The letter claims that Xbox has "no evidence" of any security breach on its Live service, though it does acknowledge "members whose accounts have been compromised by malicious and illegal attacks."

"Security is an ongoing battle. No matter how well we work to improve security - and we are working every day to bring new forms of protection to Xbox LIVE - our work will never end. With every measure we put in place, ill-intentioned people will create new ways to attack online services."

"Some of the security measures we have in place to help protect our members include password-attempt throttling, CAPTCHA (an industry-standard anti-scripting measure designed so that an actual human needs to answer the challenge), strong proofs (trusted PC, pin sent to cell phone, secondary e-mail and security questions), and account lockout for multiple failed attempts and compromised accounts, which we investigate and recover to the rightful owner."

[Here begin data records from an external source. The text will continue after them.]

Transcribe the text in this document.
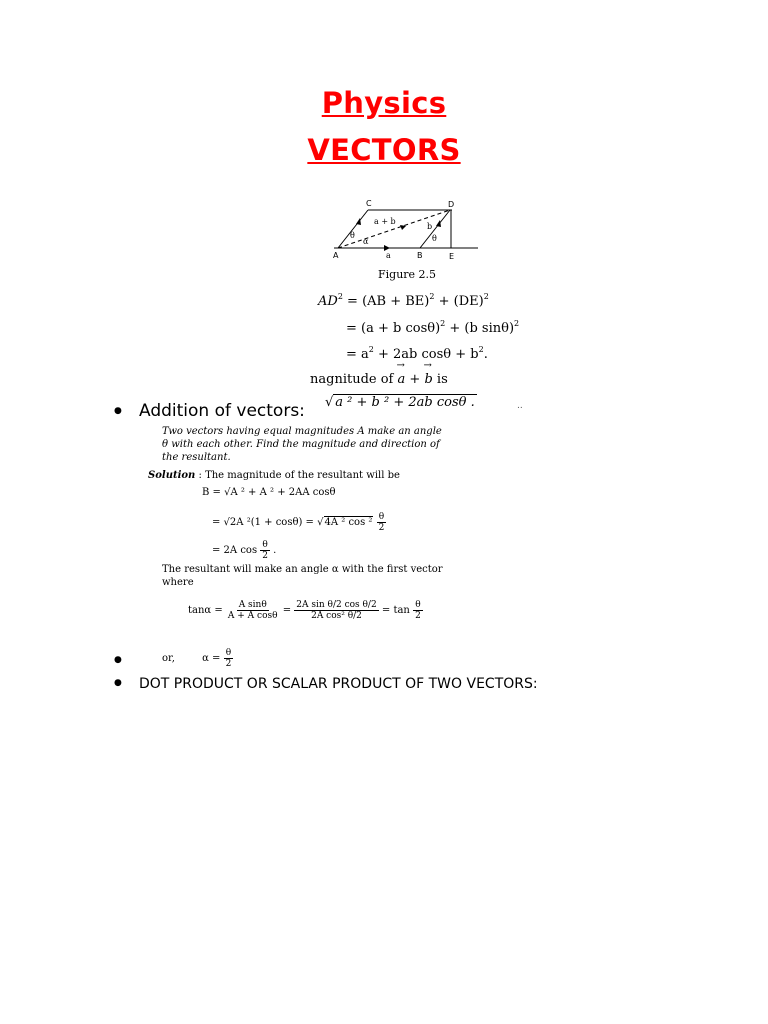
Physics
VECTORS
C	D
A	B	E
θ
α	θ
a
b
a + b
Figure 2.5
$AD^2 = (AB + BE)^2 + (DE)^2$
= (a + b cosθ)$^2$ + (b sinθ)$^2$
= $a^2 + 2ab$ $\cos\theta + b^2$.
nagnitude of → a + → b is
√ a ² + b ² + 2ab cosθ .	..
● Addition of vectors:
Two vectors having equal magnitudes A make an angle
θ with each other. Find the magnitude and direction of
the resultant.
Solution : The magnitude of the resultant will be
B = √A ² + A ² + 2AA cosθ
= √2A ²(1 + cosθ) = √4A ² $\cos ^2 \frac{\theta}{2}$
= 2A $\cos \frac{\theta}{2}$ .
The resultant will make an angle α with the first vector
where
$\tan\alpha = \frac{\text{A sinθ}}{\text{A + A cosθ}} = \frac{\text{2A sin θ/2 cos θ/2}}{\text{2A cos² θ/2}} = \tan \frac{\theta}{2}$
or,	$\alpha = \frac{\theta}{2}$
●
● DOT PRODUCT OR SCALAR PRODUCT OF TWO VECTORS:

Garden insists that Microsoft is also working towards improving the speed of recovery when an account has been compromised. The letter also describes Microsoft as an "industry leader" in investigating "cyber-criminals and bot nets."

However, Garden also appeals to Xbox users to arm themselves against these attacks by improving their knowledge of methods of attack, and the best steps to safeguard their own information.

The letter warns users about phishing, malicious software designed to capture passwords, re-using passwords from previously breached accounts, and "social engineering" in order to guess a user's password.

It also emphasises the importance of setting and regularly changing strong passwords, using unique passwords for each service, and reducing the amount of personal information shared through social networks.

The letter precedes the departure of Stephen Toulouse, director of policy and enforcement for Xbox Live, on February 15.

"I have nothing but confidence in the future of Microsoft and specifically Xbox and Xbox Live," Toulouse wrote in a post on his personal blog. "I have enormous gratitude for my time there. I want to finish my next book, and explore other opportunities."